Le parti travailliste tente de s’assurer que Sir Keir Starmer ne subisse pas le même sort que Nicola Sturgeon, ont révélé des sources. L’ancienne première ministre écossaise, Mme Sturgeon, a démissionné à la suite d’une énorme polémique concernant son projet controversé d’autoriser toute personne à changer légalement de sexe sans avoir à consulter un médecin au préalable. Une source a mis en garde contre le problème auquel Nicola Sturgeon était confrontée : « En essayant de faire le bien d’une très petite minorité, vous offensez par inadvertance un grand nombre de femmes qui ont l’impression que leur place dans la société est en train d’être supprimée.

« Il faut trouver un équilibre entre les besoins des différents groupes.

Ils ont ajouté à propos de Nicola Sturgeon : « À bien des égards, elle a été la femme politique la plus performante de notre génération et pourtant, elle a été mise à mal par la GRA. [Gender Recognition Act].

« Le public n’était pas dans la même situation que les politiciens.

Le gouvernement de Westminster a opposé son veto au projet de loi controversé de Mme Sturgeon sur la réforme de l’égalité des sexes.

Mais la querelle a conduit les travaillistes à évaluer comment ils allaient aborder la question.

Sir Keir avait précédemment promis à la communauté LGBT qu’il adopterait une approche similaire à celle de Mme Sturgeon.

Mais cette politique pourrait maintenant être abandonnée.

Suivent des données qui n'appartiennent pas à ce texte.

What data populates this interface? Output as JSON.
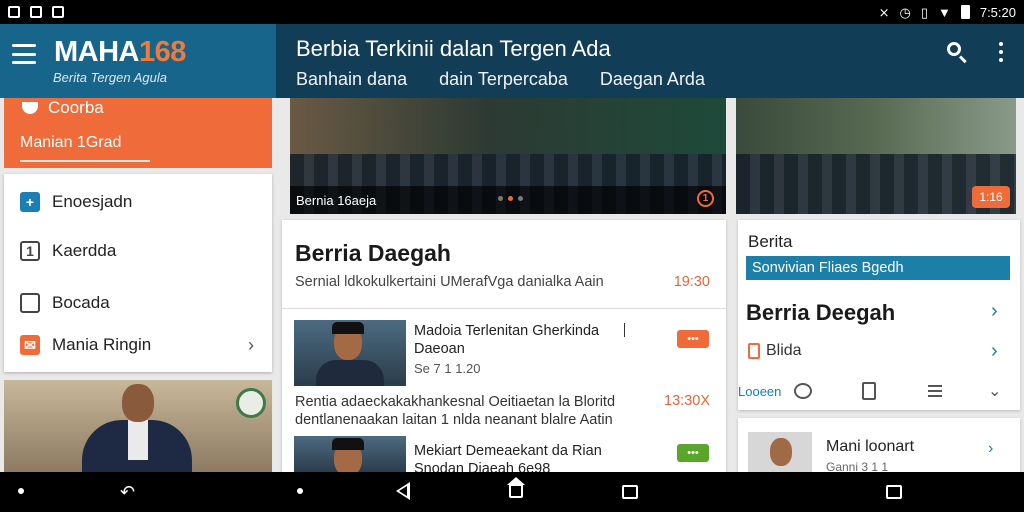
{
  "status_bar": {
    "time": "7:5:20",
    "left_icons": [
      "notification-icon",
      "photo-icon",
      "image-icon"
    ],
    "right_icons": [
      "mute-icon",
      "alarm-icon",
      "vibrate-icon",
      "wifi-icon",
      "battery-icon"
    ]
  },
  "brand": {
    "logo_prefix": "MAHA",
    "logo_suffix": "168",
    "tagline": "Berita Tergen Agula",
    "menu_icon": "hamburger-icon",
    "colors": {
      "brand_blue": "#17658a",
      "accent_orange": "#ef6b3a",
      "header_navy": "#123d57"
    }
  },
  "header": {
    "title": "Berbia Terkinii dalan Tergen Ada",
    "subnav": [
      "Banhain dana",
      "dain  Terpercaba",
      "Daegan  Arda"
    ],
    "search_icon": "search-icon",
    "more_icon": "more-vert-icon"
  },
  "drawer": {
    "head_item": "Coorba",
    "head_sub": "Manian 1Grad",
    "items": [
      {
        "label": "Enoesjadn",
        "icon": "plus-icon"
      },
      {
        "label": "Kaerdda",
        "icon": "box-icon"
      },
      {
        "label": "Bocada",
        "icon": "chat-icon"
      },
      {
        "label": "Mania Ringin",
        "icon": "mail-icon"
      }
    ]
  },
  "featured": {
    "caption": "Bernia 16aeja",
    "badge": "1",
    "right_tag": "1:16"
  },
  "main_card": {
    "title": "Berria Daegah",
    "subtitle": "Sernial ldkokulkertaini UMerafVga danialka Aain",
    "time": "19:30",
    "news1_title": "Madoia Terlenitan  Gherkinda  Daeoan",
    "news1_meta": "Se 7 1 1.20",
    "news1_badge": "•••",
    "news1_desc": "Rentia adaeckakakhankesnal Oeitiaetan la Bloritd dentlanenaakan laitan 1 nlda neanant blalre Aatin",
    "news1_time": "13:30X",
    "news2_title": "Mekiart Demeaekant da Rian Snodan  Diaeah 6e98",
    "news2_badge": "•••"
  },
  "right_card": {
    "kicker": "Berita",
    "strip": "Sonvivian Fliaes Bgedh",
    "title": "Berria Deegah",
    "blida": "Blida",
    "bar_label": "Looeen",
    "second_name": "Mani loonart",
    "second_meta": "Ganni 3 1 1"
  }
}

Les députés travaillistes s’inquiètent du fait que le parti doit « trouver une réponse » à la question des transgenres qui « garantisse les droits des femmes ».

Les travaillistes cherchent également à durcir leur position sur d’autres questions sociales telles que l’immigration et le changement climatique, afin de s’assurer que leurs politiques attirent un autre groupe d’électeurs clé : ceux du « Red Wall » (mur rouge).

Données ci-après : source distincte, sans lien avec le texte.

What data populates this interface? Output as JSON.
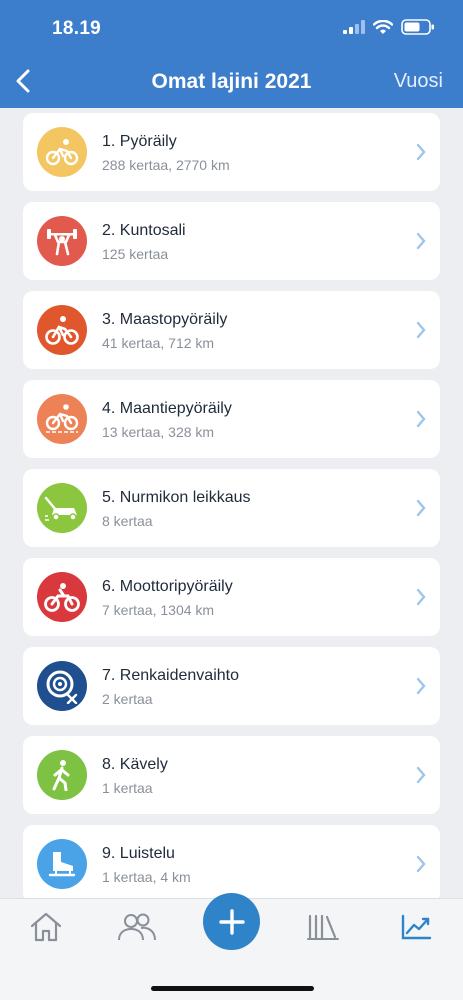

Le parti doit reconquérir les circonscriptions du Mur rouge pour avoir une chance de remporter les prochaines élections.

Un nouveau sondage suggère que le parti travailliste a encore beaucoup de travail à faire pour convaincre les électeurs du Mur rouge qu’il est digne de confiance en ce qui concerne l’immigration en particulier.

Un sondage réalisé par Redfield et Wilton Strategies le 7 mars sur les intentions de vote des électeurs du Mur rouge a révélé que 34 % des personnes interrogées ont déclaré que le Labour « n’est pas du tout digne de confiance » en ce qui concerne l’immigration et l’économie.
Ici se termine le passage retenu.